Saturday, August 11, 2007

Double Standards

We Must Overcome Our Fear of Islam
by (more by this author)
Posted 08/03/2007 ET

What do you call a photograph of a small plastic crucifix submerged in a glass of urine? If you’re part of the liberal establishment, you might call it “modern art” worthy of a generous taxpayer-funded grant. Or how about the burning of an American flag in a protest? Our courts say that act is protected as freedom of speech.Now, what do you call a Koran submerged in a toilet? If you were part of the liberal elite, you’d call it a “hate-crime” and a felony punishable by up to two years in prison. Perhaps you remember my first example.

“Piss Christ” was the blasphemous photograph that won an art competition and $15,000 from the National Endowment for the Arts. But you may not yet have heard about the student at Pace University in New York who was arrested last week on charges of criminal mischief and aggravated harassment (both felonies) for twice throwing a Koran into university toilets.

More.

5 comments:

Danny Wright said...

This really doesn’t make any sense to me. If the elites think Christianity is oppressive wait until they find themselves under Sharia Law. But then again perhaps in the end this is what they really want: to be able to kill Christians. For me this is proof positive that Jesus is The Way, The Truth, and The Life. Man so hates the idea of a real God that he would gladly join hands with a band of lunatic murderous thugs masquerading as the mouth-piece and back hand of God before he will enter into the peace and liberty of the one true God.

Douglas Groothuis, Ph.D. said...

I removed a post that was uncivil and not constructive. Let me affirm that I condemn the student's action of putting a Koran in a toilet. That is mere inflammatory action without purpose or good effect. However, to criminalize it, is something else.

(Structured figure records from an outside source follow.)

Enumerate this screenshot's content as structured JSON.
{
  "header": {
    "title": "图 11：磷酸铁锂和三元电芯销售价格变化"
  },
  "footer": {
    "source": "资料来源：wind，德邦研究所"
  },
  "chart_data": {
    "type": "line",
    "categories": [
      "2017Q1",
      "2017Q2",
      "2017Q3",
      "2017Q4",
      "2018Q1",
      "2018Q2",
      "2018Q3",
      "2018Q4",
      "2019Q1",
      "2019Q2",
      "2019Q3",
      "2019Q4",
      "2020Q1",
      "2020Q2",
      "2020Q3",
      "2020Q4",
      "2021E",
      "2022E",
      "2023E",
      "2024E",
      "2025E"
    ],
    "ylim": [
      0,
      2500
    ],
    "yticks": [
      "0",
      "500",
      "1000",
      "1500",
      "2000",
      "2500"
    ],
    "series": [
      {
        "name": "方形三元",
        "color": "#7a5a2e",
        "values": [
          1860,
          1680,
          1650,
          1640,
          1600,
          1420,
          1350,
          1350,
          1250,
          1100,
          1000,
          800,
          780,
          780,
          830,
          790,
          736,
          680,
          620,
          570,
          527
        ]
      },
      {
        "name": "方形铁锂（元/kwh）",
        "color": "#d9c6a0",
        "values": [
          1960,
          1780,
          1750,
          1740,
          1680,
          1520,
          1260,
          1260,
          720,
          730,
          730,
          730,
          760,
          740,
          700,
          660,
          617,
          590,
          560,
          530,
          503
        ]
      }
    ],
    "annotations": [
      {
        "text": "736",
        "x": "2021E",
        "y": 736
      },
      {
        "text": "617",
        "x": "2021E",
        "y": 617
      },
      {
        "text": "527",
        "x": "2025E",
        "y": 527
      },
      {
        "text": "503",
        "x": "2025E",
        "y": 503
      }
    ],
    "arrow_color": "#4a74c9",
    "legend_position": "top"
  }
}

However, we must face the historical realities of Islam, which are not compatible with Western Democratic order. See Islam and Terrorism by Mark Gabriel.

Ed Darrell said...

I suppose it depends also on whether you know what you're talking about. The cross in the urine was a protest about people claiming to be Christian who urinate on Christian doctrine. Bauer was a target of that protest, so I suppose he's a bit sensitive to it. But it's clear he got the point -- it's not okay to urinate on the cross.

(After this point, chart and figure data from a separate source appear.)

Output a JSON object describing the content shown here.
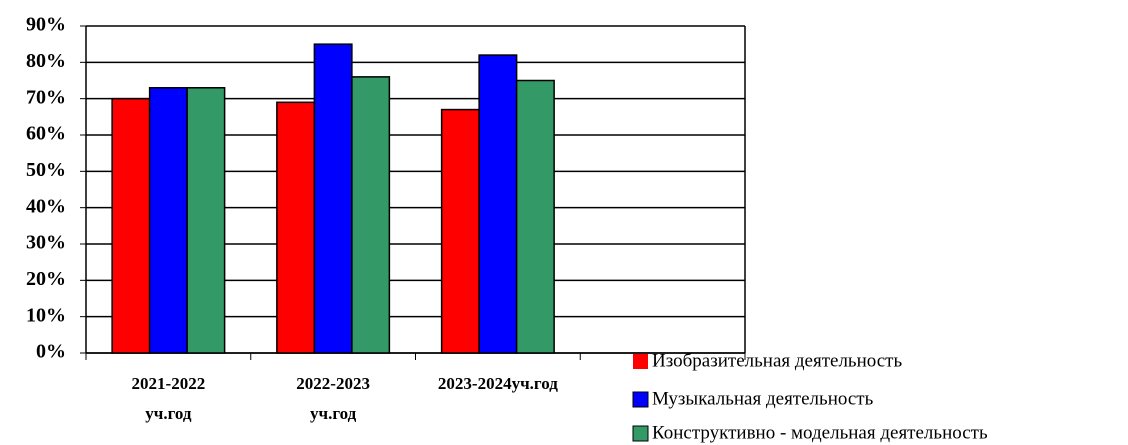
{
  "chart_data": {
    "type": "bar",
    "categories": [
      "2021-2022 уч.год",
      "2022-2023 уч.год",
      "2023-2024уч.год",
      null
    ],
    "series": [
      {
        "name": "Изобразительная деятельность",
        "color": "#ff0000",
        "values": [
          70,
          69,
          67,
          null
        ]
      },
      {
        "name": "Музыкальная деятельность",
        "color": "#0000ff",
        "values": [
          73,
          85,
          82,
          null
        ]
      },
      {
        "name": "Конструктивно - модельная деятельность",
        "color": "#339966",
        "values": [
          73,
          76,
          75,
          null
        ]
      }
    ],
    "ylim": [
      0,
      90
    ],
    "yticks": [
      {
        "value": 0,
        "label": "0%"
      },
      {
        "value": 10,
        "label": "10%"
      },
      {
        "value": 20,
        "label": "20%"
      },
      {
        "value": 30,
        "label": "30%"
      },
      {
        "value": 40,
        "label": "40%"
      },
      {
        "value": 50,
        "label": "50%"
      },
      {
        "value": 60,
        "label": "60%"
      },
      {
        "value": 70,
        "label": "70%"
      },
      {
        "value": 80,
        "label": "80%"
      },
      {
        "value": 90,
        "label": "90%"
      }
    ],
    "grid": true,
    "legend": "bottom-right"
  }
}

So, when somebody viciously desecrates a Koran, doing exactly what the artist was protesting (though to Christianity), Bauer thinks it's okay? (By the way, it didn't get any prize from NEA. NEA had nothing to do with the creation of the work. An NEA-funded gallery displayed it. Bauer doesn't give up wrong ideas easily.)

Double standard. Hypocrisy. Bet Bauer doesn't get it.

Douglas -- you don't endorse Bauer's view, do you?

Both acts should raise one's hackles at least, if not one's righteous ire.

Douglas Groothuis, Ph.D. said...

Bauer nowhere condones putting the Koran in the tank. There is no reason to think he does.

Sacriligious art (against Christianity) has received funding by the federal government. "Piss Christ"--not my term, but one commonly used--was not the only example. That means that my tax money goes to support it. It's clearly wrong.

Tax money should not go to supporting sacriledge against Islam either. I defend the First Amendment: freedom of religion, speech, no establishment of religion, no proscription of religion. It's the American way.

Ed Darrell said...

I think we should be more careful in what we say about federal funding of art. The crucifix piece got no direct funding from the federal government. It was displayed at a gallery that had some federal funding. No federal official approved, no federal official said "yeah, that's good art." The only First Amendment issue would be in defense of the artist -- or should be. There simply was no government action supporting the piece (You can get the hearings, probably, from the Senate Labor Committee. This thing is more than 20 years old; if you have other examples, I'd like to hear 'em. This one has been beaten to death.)

The Koran incident was designed as fighting words. It wasn't claimed as art. The sole purpose was to destroy the Islamic scriptures in a way to offend the most people. Apart from the criminal acts involved, which do not apply to the art case at all, that it was done solely to provoke and insult casts it in rather a different light.

These are difficult cases. But there is a huge difference between censoring what some consider to be art, and catching someone who steals books from a library and uses them to clog toilets in a way to create a hostile atmosphere for certain religious groups.

The artist in the first case may have been clumsy -- but what else could he have done to get you to protest against Jerry Falwell? It was a lost cause from the start. That most of the targets willingly distorted it produces a thick layer of irony. None of the preachers who campaigned against it spreading falsehoods ever recanted, including especially the Rev. Donald Wildmon. It was an eye-opener to me to see so many public Christians spread falsehoods, and when asked to stop and shown the error of their words, they refused.

Perhaps if he'd put a copy of the Constitution in there, and stated whose urine it was, the message would have been clearer?